Soil Nitrogen Balance Under Wastewater Management: Field Measurements and Simulation Results

Authors: SOPHOCLEOUS, MARIOS - KANSAS GEOLOGICAL SURVEY; TOWNSEND, M - KANSAS GEOLOGICAL SURVEY; VOCASEK, FRED - SERVI-TECH LAB; Ma, Liwang; ASHOK, K - KANSAS GEOLOGICAL SURVEY

Submitted to: Journal of Environmental Quality
Publication Type: Peer Reviewed Journal
Publication Acceptance Date: 10/22/2008
Publication Date: 5/1/2009
Citation: Sophocleous, M., Townsend, M.A., Vocasek, F., Ma, L., Ashok, K.C. 2009. Soil Nitrogen Balance Under Wastewater Management: Field Measurements and Simulation Results. Journal of Environmental Quality. 38:1286-1301.

Interpretive Summary: The use of treated wastewater in southwestern Kansas has resulted in high nitrate-nitrogen concentrations (10 – 50 mg/kg) in the upper 15-m profile, and also in the underlying deep groundwater. The goal of this project is to assess how and under what circumstances contaminants can reach the deep (20 – 45 m) groundwater of the underlying High Plains aquifer, and what can realistically be done to minimize this problem. To achieve this goal, we collected deep cores for physical and chemical properties characterization; installed neutron moisture probe access tubes and suction lysimeters for periodic measurements; sampled area monitoring, irrigation, and domestic wells; performed dye tracer experiments to demonstrate the existence of macropores; and obtained climatic, crop, irrigation, and fertilization application rate data, and additional information for use in the comprehensive nitrogen-cycling Root Zone Water Quality Model (RZWQM) to identify key parameters and processes that influence nitrogen losses in the study area. We demonstrated that preferential transport processes do indeed take place and that significant amounts of nitrogen are accumulating in the thick vadose zone. RZWQM simulations indicated that macropore flow is generated particularly during heavy rainfall events. Our calibrated model indicated that reducing current levels of fertilization by half substantially increases nitrogen use efficiency (NUE), while reducing current irrigation amounts by 25 percent (at the 50 percent fertilization levels) does not appreciably decrease NUE and crop yields.

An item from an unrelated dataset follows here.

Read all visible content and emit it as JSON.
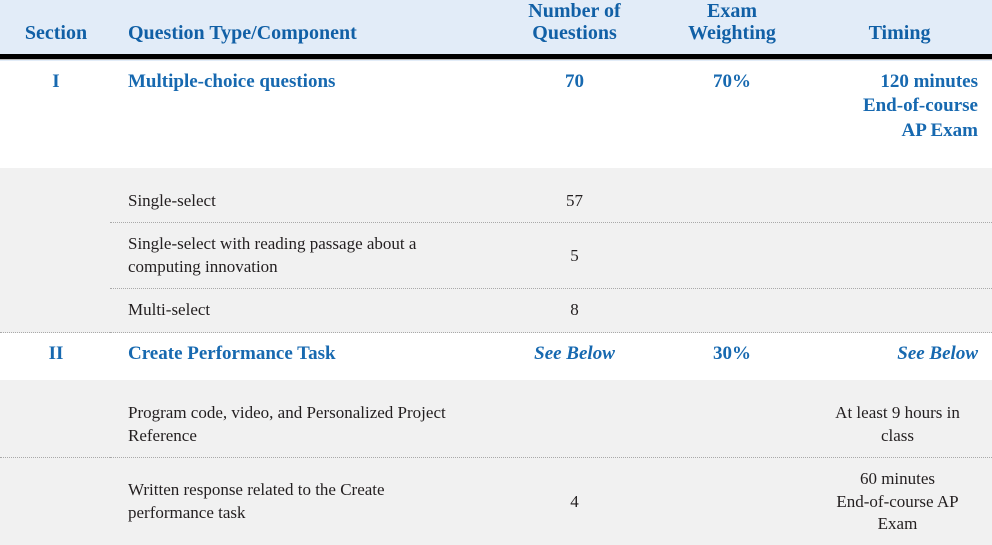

Technical Abstract: A long-term crop irrigation project with treated wastewater south of Dodge City in southwestern Kansas is the focus of this study. The use of treated wastewater in that area, which consists of mainly silty clay loam soils, has resulted in high nitrate-nitrogen concentrations (10 – 50 mg/kg) in the upper 15-m profile, and also in the underlying deep ground water, suggesting that preferential flow processes may have occurred at the study area. The goal of this two-year monitoring project is to assess how and under what circumstances nitrogen nutrients under treated wastewater-irrigated corn can reach the deep (20 – 45 m) ground water of the underlying High Plains aquifer, and what can realistically be done to minimize this problem. To achieve this goal, we collected deep cores for physical and chemical properties characterization; installed neutron moisture probe access tubes and suction lysimeters for periodic measurements; sampled area monitoring, irrigation, and domestic wells; performed dye tracer experiments to demonstrate the existence of macropores; and obtained climatic, crop, irrigation, and fertilization application rate data, and additional information for use in the comprehensive Root Zone Water Quality Model (RZWQM) to identify key parameters and processes that influence nitrogen losses in the study area. We demonstrated that preferential transport processes do indeed take place and that significant amounts of nitrogen are accumulating in the thick vadose zone. RZWQM simulations indicated that macropore flow is generated particularly during heavy rainfall events but during our 2005-2006 simulations the total macropore flow generated was relatively small (3% of precipitation). Our calibrated model indicated that reducing current levels of corn fertilization using treated wastewater by half substantially increases nitrogen use efficiency (NUE), while reducing current irrigation amounts by 25 percent (at the 50 percent fertilization levels) does not appreciably decrease NUE and corn yields.